Es ist so unglaublich schwer mir immer wieder klar zu machen, dass es die Krankheit ist und mir Angeln nicht plötzlich keinen Spaß mehr macht. Angeln, meine Passion.. und sie gibt mir so gut wie gar nichts mehr. An diesem Punkt anzukommen ist so schmerzhaft.
Dazu dann noch die Ängste, wie ein kleiner Teufel auf der Schulter. "Der Spot lief die Tage so unglaublich gut, aber da sind schon viele Spaziergänger unterwegs.. stimmt, der ruhige Spot war eh besser oder.. ach lass erst gar nicht los."

Die letzten Male lief es extrem gut am Kanal und zudem konnte ich das dann auch noch mit meinem Vater teilen.. schöner geht es doch gar nicht oder?! Momente, an denen ich eines Tages doch traurig und sehnsüchtig zurückblicken sollte und ich kann es nicht genießen. Fuck.. und ja, ich schäme mich.. ohne Grund (das weiß ich), aber auch dafür schäme ich mich, ohne Grund.

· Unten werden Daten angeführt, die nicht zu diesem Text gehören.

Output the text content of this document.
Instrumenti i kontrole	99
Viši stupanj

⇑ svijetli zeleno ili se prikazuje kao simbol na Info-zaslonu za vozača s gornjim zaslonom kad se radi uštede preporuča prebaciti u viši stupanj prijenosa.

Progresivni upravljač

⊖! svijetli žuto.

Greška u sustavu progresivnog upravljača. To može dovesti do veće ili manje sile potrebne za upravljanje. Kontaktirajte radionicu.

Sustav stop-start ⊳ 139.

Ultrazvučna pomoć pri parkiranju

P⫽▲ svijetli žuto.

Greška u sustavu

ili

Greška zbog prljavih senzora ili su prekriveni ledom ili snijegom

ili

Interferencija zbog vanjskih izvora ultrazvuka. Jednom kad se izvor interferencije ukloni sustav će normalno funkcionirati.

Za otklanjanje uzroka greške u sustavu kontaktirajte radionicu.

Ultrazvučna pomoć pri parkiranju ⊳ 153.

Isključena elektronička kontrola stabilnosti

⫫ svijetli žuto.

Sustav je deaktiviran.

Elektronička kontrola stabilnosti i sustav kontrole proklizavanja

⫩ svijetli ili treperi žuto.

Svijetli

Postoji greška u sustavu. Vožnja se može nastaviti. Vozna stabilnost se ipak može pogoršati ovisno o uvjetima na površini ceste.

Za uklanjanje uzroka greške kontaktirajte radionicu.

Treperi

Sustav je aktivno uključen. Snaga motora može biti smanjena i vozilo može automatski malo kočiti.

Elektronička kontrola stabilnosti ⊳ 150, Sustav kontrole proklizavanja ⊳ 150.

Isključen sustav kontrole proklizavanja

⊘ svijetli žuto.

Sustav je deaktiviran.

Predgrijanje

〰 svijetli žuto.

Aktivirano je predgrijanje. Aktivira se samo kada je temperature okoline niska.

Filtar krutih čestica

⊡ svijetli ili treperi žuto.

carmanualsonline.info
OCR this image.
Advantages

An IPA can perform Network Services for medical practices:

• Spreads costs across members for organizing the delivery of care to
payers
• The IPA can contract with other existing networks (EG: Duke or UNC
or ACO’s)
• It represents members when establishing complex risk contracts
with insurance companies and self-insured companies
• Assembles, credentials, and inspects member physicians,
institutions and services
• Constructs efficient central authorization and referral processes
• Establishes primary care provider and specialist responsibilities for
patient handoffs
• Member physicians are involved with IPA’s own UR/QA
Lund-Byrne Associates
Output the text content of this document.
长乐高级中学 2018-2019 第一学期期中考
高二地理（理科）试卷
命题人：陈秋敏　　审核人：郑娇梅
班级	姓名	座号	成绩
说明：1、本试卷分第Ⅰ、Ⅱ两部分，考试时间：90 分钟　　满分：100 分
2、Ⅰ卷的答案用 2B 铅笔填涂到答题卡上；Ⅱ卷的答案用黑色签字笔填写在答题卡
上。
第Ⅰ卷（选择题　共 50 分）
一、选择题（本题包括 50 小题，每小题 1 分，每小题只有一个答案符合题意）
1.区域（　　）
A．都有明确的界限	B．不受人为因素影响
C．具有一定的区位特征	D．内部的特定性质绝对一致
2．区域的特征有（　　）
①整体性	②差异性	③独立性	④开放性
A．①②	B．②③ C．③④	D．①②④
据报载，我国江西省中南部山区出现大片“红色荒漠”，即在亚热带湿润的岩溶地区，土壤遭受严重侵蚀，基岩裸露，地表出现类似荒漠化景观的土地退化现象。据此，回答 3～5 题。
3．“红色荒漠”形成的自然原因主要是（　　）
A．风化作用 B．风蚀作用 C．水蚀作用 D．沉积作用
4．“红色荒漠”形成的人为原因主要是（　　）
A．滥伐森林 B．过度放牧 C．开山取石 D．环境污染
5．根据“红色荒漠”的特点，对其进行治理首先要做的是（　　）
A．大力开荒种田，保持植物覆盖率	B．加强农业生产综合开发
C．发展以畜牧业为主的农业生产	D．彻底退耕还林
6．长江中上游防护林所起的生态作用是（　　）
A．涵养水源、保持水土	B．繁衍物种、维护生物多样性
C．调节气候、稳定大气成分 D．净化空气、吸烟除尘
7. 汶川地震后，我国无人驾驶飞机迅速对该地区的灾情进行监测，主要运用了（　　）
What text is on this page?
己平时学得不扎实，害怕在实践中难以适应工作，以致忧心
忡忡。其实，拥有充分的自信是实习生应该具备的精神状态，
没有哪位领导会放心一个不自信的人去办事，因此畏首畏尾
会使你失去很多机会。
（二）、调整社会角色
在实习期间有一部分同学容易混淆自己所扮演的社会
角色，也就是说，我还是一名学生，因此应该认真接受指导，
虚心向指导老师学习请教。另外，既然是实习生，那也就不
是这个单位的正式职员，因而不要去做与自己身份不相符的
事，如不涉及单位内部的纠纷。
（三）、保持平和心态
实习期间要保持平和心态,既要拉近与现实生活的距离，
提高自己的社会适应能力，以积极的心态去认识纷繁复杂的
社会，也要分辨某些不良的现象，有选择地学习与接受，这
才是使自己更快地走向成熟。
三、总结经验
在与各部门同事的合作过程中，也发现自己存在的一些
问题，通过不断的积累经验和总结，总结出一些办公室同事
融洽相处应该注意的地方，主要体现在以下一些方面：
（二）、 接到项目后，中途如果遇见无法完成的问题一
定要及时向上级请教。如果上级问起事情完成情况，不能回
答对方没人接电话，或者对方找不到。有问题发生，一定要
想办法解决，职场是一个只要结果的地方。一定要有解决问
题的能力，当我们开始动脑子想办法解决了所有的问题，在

Depression ist nichts "Hausgemachtes", es ist eine Krankheit, die einem echt viel Lebensfreude rauben kann. Und leider hilft "lächel doch mal", "du hast doch alles um glücklich zu sein", "denk an was schönes", "geh mal raus" usw. nicht im Ansatz. Jeden Tag muss man seinen Selbstwert neu bestimmen - ein Kampf gegen Windmühlen. Was für viele Alltag ist, ist für mich unvorstellbar anstrengend. Viele Tage am Bett gefesselt, die Welt grau in grau und mit den Gedanken am Wasser.

Ich weiß zwar noch was Freude ist, doch fühlen kann ich es im Moment nicht und mein Kopf ist vollgestellt mit "wozus".
Das Schlimmste daran, man kann sich nicht einmal daran erinnern wie es davor war.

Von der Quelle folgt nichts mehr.